I’m looking forward to next week. Looking forward is a feat in itself.
I’m finding the process of writing down my thoughts very therapeutic. I haven’t written for a while and it’s clear that it is something I need to do to regulate my brain.
That could be the trigger behind my reasonably peaceful few days, though barely allowing myself any sleep is probably the main driver behind keeping Lucy at a distance. Despite the fact I know that this version of my wife isn’t real, I still feel guilt when I attempt to banish her from my memory. I do my best to focus on the good times, like the night we first met at a concert and bonded over a mutual hatred of the terrible band playing in front of us. Or when we went out for our third date and the waiter slipped on his way back from the bar, spilling an entire jug of water down my back, leading Lucy to laugh uncontrollably until I eventually laughed along with her. Or even in the peaceful moments on that fateful evening when we could just talk to each other, exposing ourselves in such a candid way that meant neither of us was ever embarrassed or protective. We just knew each other. And now it seems as if I am pushing her away in her time of need and I need to shake myself and remember how ridiculous that is. She is dead and gone and this replacement does not represent her or our relationship. But it is hard, sometimes, exceptionally hard.
Tonight at my session something struck me as I listened to another posse of heartbroken souls, and I can’t get it out of my head. The stories I’ve heard so far all end on such a similar note. We talk about how we don’t know what came over us; we just knew that we had to attack the creature standing before us or else face death and we have then spent the time since revising our actions.
I remember my incident as clearly as I’ve forgotten everything else. When something like that happens to you, the event forms sharp focus as inconsequential memories haze over and eventually drift into the nothingness. I’ve gazed at it this past week in an attempt to understand it. The poker rested into my grasp and I was unerring in my thought process. I knew what I had to do with it to eliminate the threat, a threat that, as far as I was concerned, couldn’t exist.

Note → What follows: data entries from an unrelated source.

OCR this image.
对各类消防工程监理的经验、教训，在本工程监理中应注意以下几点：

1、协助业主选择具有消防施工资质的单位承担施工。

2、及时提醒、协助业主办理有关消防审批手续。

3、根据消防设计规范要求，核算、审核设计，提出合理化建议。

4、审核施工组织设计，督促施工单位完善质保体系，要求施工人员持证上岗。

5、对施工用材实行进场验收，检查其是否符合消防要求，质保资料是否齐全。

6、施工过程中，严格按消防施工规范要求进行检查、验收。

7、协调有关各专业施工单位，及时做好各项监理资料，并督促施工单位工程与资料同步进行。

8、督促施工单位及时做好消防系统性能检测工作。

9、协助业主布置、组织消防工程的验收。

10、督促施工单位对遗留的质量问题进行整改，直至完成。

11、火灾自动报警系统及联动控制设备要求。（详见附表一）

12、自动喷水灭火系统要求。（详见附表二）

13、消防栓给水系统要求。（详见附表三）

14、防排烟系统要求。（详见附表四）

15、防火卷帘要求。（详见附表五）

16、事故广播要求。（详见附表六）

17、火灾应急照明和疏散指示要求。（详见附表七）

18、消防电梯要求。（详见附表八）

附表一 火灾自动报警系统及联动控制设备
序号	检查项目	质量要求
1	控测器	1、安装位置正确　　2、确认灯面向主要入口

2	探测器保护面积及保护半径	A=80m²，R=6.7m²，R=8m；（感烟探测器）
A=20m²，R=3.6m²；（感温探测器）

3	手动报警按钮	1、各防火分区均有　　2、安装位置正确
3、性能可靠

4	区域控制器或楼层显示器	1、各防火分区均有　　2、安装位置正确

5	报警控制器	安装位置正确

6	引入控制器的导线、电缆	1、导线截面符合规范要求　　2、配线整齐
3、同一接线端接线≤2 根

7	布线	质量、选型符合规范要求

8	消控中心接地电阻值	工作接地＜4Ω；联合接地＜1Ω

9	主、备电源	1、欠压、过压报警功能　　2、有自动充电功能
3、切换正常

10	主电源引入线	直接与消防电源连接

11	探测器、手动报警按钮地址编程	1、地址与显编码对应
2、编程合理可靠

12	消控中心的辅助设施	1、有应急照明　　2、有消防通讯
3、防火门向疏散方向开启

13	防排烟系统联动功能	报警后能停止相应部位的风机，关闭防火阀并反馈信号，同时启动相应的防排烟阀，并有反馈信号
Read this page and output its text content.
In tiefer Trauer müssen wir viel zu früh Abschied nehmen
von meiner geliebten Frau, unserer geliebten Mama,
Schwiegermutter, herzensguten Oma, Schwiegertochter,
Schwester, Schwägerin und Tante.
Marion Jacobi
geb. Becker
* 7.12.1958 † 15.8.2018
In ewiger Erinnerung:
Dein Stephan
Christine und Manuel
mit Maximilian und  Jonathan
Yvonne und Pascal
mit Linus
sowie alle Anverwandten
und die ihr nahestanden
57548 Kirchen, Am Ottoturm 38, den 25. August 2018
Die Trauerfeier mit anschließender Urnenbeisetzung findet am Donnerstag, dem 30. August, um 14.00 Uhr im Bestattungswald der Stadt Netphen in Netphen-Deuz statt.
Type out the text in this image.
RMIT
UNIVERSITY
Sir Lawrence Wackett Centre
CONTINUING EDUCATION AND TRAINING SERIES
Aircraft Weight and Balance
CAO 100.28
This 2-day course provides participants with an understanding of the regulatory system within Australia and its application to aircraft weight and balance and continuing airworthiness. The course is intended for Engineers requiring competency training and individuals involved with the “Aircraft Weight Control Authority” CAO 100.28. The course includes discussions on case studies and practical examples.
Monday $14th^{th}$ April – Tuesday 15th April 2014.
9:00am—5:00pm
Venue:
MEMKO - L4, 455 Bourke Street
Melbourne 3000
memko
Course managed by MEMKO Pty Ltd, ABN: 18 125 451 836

Is that reaction normal? And yet, I did it. We all did it. We committed barbaric acts without flinching. Ms Locke was utterly dismissive of our ability to comprehend what was happening, believing that only when The Preservation got involved did the battle turn in our favour. The people sitting in these sessions are evidence that Ms Locke is wrong. The Preservation is wrong. We were the first line of defence, seconds, not hours, after the Blood Turned.
I very rarely venture out of here anymore because, beyond my sessions and collecting essentials like groceries, I don’t recognise any particular reason to. As such, maybe I’ve had too much time alone. Maybe I’m stretching logic beyond reasonable grounds. But if we were as reliant on The Preservation as Ms Locke suggested, how did we know what we were doing?
I’m not sure what that revelation means. I’m too tired. I will put my therapy to the test and see if Lucy’s march towards me has truly stalled.